Il villaggio ospita quattro piccoli musei, tutti a breve distanza l'uno dall'altro: un Museo di Storia Naturale, un Museo del Folklore, un Museo di Belle Arti e un Museo Archeologico che custodisce reperti provenienti dal vicino sito antico della Grotta di Zas. Nessuno di essi è grande, ma insieme riflettono la cultura intellettuale che Apiranthos ha storicamente coltivato. La Grotta di Zas stessa, uno dei più antichi siti abitati conosciuti dell'Egeo, si trova a qualche chilometro a ovest e costituisce un'aggiunta naturale alla giornata.

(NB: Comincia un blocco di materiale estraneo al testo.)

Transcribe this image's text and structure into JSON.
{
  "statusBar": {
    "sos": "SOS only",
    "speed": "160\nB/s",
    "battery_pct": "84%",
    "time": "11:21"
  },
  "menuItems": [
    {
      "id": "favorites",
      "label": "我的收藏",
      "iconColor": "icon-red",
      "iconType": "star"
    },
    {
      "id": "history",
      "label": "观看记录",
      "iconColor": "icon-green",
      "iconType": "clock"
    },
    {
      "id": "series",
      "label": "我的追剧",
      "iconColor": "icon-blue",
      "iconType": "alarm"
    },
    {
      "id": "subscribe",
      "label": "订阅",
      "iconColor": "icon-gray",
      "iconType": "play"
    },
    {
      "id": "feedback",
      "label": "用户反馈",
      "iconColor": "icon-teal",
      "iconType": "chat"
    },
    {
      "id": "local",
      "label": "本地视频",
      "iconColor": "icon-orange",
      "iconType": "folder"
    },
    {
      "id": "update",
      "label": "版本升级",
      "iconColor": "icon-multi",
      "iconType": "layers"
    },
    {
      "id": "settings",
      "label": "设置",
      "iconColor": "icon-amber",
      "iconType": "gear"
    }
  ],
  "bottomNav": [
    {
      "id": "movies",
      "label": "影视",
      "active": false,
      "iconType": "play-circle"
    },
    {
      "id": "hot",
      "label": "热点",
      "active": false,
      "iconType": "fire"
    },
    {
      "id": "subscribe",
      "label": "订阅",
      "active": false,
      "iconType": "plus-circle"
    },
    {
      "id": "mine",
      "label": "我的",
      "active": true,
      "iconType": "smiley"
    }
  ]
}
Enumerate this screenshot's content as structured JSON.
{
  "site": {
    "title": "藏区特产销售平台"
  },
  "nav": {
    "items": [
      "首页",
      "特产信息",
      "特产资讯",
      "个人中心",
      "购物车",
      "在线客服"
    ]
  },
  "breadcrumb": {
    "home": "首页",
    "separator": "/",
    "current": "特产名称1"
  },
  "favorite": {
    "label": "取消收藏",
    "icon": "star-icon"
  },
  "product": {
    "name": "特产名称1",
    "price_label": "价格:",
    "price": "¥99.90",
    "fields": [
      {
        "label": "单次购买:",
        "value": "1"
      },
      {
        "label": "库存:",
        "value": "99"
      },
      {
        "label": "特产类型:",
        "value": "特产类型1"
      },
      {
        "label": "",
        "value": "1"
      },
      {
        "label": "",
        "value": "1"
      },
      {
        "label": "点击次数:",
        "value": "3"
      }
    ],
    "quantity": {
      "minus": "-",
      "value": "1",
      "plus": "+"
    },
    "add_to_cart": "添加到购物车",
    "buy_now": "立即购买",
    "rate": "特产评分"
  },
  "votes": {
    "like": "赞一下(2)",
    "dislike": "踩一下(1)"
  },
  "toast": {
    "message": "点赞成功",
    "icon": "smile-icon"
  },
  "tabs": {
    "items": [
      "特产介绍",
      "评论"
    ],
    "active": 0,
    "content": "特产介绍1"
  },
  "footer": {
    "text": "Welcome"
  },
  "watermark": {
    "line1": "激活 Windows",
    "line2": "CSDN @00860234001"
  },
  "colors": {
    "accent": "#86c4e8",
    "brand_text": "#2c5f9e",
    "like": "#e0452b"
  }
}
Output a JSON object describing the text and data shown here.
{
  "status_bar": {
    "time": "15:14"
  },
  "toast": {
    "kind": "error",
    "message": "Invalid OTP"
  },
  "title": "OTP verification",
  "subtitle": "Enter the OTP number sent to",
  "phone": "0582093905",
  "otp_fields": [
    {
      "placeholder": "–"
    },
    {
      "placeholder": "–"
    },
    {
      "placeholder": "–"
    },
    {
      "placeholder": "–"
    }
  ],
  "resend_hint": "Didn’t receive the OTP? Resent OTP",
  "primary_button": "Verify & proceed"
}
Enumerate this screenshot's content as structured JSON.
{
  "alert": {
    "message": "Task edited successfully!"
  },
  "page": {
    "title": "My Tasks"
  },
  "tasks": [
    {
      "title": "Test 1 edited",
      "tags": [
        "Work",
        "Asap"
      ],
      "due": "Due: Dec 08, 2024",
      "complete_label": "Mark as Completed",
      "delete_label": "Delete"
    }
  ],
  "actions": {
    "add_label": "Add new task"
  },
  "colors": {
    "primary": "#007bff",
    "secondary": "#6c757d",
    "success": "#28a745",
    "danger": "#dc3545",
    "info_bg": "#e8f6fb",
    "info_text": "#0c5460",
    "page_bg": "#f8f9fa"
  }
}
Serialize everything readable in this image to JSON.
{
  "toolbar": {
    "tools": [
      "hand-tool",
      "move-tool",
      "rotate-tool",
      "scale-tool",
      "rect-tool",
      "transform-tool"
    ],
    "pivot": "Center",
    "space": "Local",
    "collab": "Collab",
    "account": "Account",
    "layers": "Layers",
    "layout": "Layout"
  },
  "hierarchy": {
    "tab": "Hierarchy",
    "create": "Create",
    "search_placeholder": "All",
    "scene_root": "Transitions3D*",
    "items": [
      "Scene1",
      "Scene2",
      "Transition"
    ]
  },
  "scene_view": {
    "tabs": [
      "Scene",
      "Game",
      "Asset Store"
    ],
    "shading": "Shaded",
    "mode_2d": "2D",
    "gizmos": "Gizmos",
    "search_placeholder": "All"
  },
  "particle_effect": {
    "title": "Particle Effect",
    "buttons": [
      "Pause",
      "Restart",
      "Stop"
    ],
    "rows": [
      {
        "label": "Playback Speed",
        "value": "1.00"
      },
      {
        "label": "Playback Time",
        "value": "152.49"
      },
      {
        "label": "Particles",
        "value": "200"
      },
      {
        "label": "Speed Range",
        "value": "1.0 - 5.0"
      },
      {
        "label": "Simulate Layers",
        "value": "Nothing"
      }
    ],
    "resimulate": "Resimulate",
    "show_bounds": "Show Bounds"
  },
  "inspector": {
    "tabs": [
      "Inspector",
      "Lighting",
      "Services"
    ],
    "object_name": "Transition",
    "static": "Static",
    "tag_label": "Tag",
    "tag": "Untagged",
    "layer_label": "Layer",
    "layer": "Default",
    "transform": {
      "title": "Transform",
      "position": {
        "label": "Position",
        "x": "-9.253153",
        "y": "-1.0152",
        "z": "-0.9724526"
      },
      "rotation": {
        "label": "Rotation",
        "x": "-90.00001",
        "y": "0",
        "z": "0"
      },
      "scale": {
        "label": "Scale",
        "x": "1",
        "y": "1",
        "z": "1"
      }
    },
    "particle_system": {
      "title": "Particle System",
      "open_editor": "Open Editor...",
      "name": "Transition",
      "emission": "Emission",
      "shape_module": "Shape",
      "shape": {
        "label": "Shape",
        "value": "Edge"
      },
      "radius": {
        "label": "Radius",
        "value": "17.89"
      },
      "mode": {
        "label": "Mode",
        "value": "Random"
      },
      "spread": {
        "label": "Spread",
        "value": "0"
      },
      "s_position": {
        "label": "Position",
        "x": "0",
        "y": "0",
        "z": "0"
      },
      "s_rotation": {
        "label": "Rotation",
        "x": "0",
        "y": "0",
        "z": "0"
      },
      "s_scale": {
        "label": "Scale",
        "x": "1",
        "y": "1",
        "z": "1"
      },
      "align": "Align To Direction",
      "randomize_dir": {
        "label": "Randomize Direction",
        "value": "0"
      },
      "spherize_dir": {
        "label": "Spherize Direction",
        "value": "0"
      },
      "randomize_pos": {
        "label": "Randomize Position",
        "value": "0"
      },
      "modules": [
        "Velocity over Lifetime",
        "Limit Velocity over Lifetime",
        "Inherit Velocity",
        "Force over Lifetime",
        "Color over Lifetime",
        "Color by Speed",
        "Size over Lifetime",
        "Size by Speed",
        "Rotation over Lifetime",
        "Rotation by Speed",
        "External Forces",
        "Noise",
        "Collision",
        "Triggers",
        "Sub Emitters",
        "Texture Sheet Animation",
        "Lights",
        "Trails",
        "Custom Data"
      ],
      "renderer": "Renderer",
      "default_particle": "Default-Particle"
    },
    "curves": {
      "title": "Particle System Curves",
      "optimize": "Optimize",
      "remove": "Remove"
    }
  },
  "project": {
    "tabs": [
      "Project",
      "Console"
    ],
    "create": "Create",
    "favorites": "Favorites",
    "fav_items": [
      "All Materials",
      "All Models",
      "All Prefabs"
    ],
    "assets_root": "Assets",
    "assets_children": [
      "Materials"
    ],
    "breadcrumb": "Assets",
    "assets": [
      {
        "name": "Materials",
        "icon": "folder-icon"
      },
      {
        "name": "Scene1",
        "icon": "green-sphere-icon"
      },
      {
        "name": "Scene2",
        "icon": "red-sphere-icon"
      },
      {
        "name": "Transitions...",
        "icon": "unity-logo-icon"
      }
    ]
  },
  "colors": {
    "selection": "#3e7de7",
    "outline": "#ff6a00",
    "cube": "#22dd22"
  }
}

Due torri veneziane – costruite dalle famiglie Crispi e Bardani durante il periodo del Ducato dell'Arcipelago dell'isola – si ergono ancora sopra il villaggio e possono essere ammirate dalla strada, conferendo all'abitato un'aria fortificata e autosufficiente che non si ritrova nella Naxos costiera.
Come arrivare
In auto, Apiranthos dista circa 40 minuti dalla città di Naxos lungo la principale strada interna che attraversa Filoti. Seguite prima le indicazioni per Filoti, poi proseguite verso est e in salita in direzione di Apeiranthos. La strada è asfaltata e ben tenuta, anche se stretta in alcuni tratti attraverso il centro del villaggio. All'ingresso del villaggio, prima dell'inizio dei vicoli di marmo pedonali, è disponibile un parcheggio limitato.
Il servizio di autobus KTEL collega la città di Naxos ad Apiranthos, con partenze dalla stazione principale degli autobus vicino al porto. Le corse sono meno frequenti rispetto alle linee costiere, quindi controllate l'orario in vigore prima di partire e organizzate di conseguenza il viaggio di ritorno. Il tragitto in autobus dura circa un'ora e segue un suggestivo percorso di montagna.
Non esiste alcun accesso diretto via barca o traghetto; Apiranthos è una destinazione esclusivamente dell'entroterra.
Periodo migliore per la visita
La primavera (da aprile a inizio giugno) e l'inizio dell'autunno (da settembre a ottobre) sono i periodi più piacevoli per la visita. Le temperature nell'entroterra montuoso sono sensibilmente più fresche che sulla costa – una caratteristica gradita in piena estate, ma che significa anche che il villaggio può diventare davvero freddo in inverno. I vicoli di marmo danno il meglio di sé sotto la morbida luce del mattino, prima che la calura di mezzogiorno appiattisca le ombre.
Ad agosto arrivano più visitatori nell'entroterra, poiché i gitanti cercano sollievo dalla folla della costa, ma Apiranthos non viene mai presa d'assalto come può accadere alla città di Naxos in alta stagione. Le mattine dei giorni feriali in estate offrono l'esperienza più tranquilla.
Storia di Apiranthos
Il villaggio deve il suo carattere attuale ai coloni cretesi giunti nel XVII secolo, molti dei quali profughi dalla Creta occupata dagli ottomani. Portarono con sé un fiero spirito di indipendenza e solidi valori educativi che si tramandarono per generazioni. Apiranthos diede i natali a un numero sproporzionato di accademici, scrittori e politici rispetto alle sue dimensioni – tra cui Manolis Glezos, la figura della Resistenza che strappò la bandiera nazista dall'Acropoli nel 1941.
Prima dell'arrivo dei cretesi, la zona era stata abitata in modo continuativo fin dall'antichità. La vicina Grotta di Zas conserva tracce di presenza umana risalenti al Neolitico, il che fa di questo luogo uno degli angoli più antichi di un'isola già di per sé antica.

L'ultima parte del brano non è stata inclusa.